CHAPTER VII
MASTER AMBROSE CHASES A WILD GOOSE AND HAS A VISION
Master Ambrose Honeysuckle had finished his midday meal, and was smoking his churchwarden on his daisy-powdered lawn, under the branches of a great, cool, yellowing lime; and beside him sat his stout comfortable wife, Dame Jessamine, placidly fanning herself to sleep, with her pink-tongued mushroom-coloured pug snoring and choking in her lap.
Master Ambrose was ruminating on the consignment he was daily expecting of flowers-in-amber—a golden eastern wine, for the import of which his house had the monopoly in Dorimare.
But he was suddenly roused from his pleasant reverie by the sound of loud excited voices proceeding from the house, and turning heavily in his chair, he saw his daughter, Moonlove, wild-eyed and dishevelled, rushing towards him across the lawn, followed by a crowd of servants with scared faces and all chattering at once.

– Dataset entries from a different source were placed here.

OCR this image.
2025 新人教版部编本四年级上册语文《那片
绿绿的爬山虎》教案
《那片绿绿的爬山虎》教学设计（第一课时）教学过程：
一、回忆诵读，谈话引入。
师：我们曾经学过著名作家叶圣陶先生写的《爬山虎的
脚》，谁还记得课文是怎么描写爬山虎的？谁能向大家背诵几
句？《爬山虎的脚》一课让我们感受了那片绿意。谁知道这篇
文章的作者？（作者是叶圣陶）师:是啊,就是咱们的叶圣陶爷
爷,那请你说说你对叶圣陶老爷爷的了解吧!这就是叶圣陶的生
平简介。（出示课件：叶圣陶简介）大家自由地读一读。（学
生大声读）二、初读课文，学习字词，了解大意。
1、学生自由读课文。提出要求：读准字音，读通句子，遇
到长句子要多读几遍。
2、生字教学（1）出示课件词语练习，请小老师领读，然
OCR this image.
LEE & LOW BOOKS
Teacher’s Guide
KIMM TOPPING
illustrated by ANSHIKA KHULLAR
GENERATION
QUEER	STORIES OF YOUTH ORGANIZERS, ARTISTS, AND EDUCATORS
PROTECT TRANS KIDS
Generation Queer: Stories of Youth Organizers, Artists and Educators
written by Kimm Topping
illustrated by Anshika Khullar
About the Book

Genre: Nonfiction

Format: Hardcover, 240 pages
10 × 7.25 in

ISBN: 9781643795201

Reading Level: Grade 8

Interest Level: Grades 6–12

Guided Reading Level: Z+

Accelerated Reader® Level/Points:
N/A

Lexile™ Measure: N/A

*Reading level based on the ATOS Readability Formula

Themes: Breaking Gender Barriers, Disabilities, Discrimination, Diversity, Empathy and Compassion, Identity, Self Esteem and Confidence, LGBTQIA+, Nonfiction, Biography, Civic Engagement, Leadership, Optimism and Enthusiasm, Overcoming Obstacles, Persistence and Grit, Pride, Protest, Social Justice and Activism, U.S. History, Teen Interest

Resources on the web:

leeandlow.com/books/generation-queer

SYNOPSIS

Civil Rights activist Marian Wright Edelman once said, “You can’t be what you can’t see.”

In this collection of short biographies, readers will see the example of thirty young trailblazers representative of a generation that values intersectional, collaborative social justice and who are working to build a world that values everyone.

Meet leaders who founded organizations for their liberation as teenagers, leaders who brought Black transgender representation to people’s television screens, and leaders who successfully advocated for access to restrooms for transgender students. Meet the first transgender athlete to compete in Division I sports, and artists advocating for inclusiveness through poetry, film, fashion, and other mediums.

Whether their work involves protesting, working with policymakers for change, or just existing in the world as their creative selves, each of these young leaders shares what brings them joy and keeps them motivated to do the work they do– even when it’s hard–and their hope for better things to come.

"My dear child, what's this? What's this?" he cried testily.
But her only answer was to look at him in agonized terror, and then to moan, "The horror of midday!"
Dame Jessamine sat up with a start and rubbing her eyes exclaimed, "Dear me, I believe I was napping. But ... Moonlove! Ambrose! What's happening?"
But before Master Ambrose could answer, Moonlove gave three blood-curdling screams, and shrieked out, "Horror! Horror! The tune that never stops! Break the fiddle! Break the fiddle! Oh, Father, quietly, on tiptoe behind him, cut the strings. Cut the strings and let me out, I want the dark."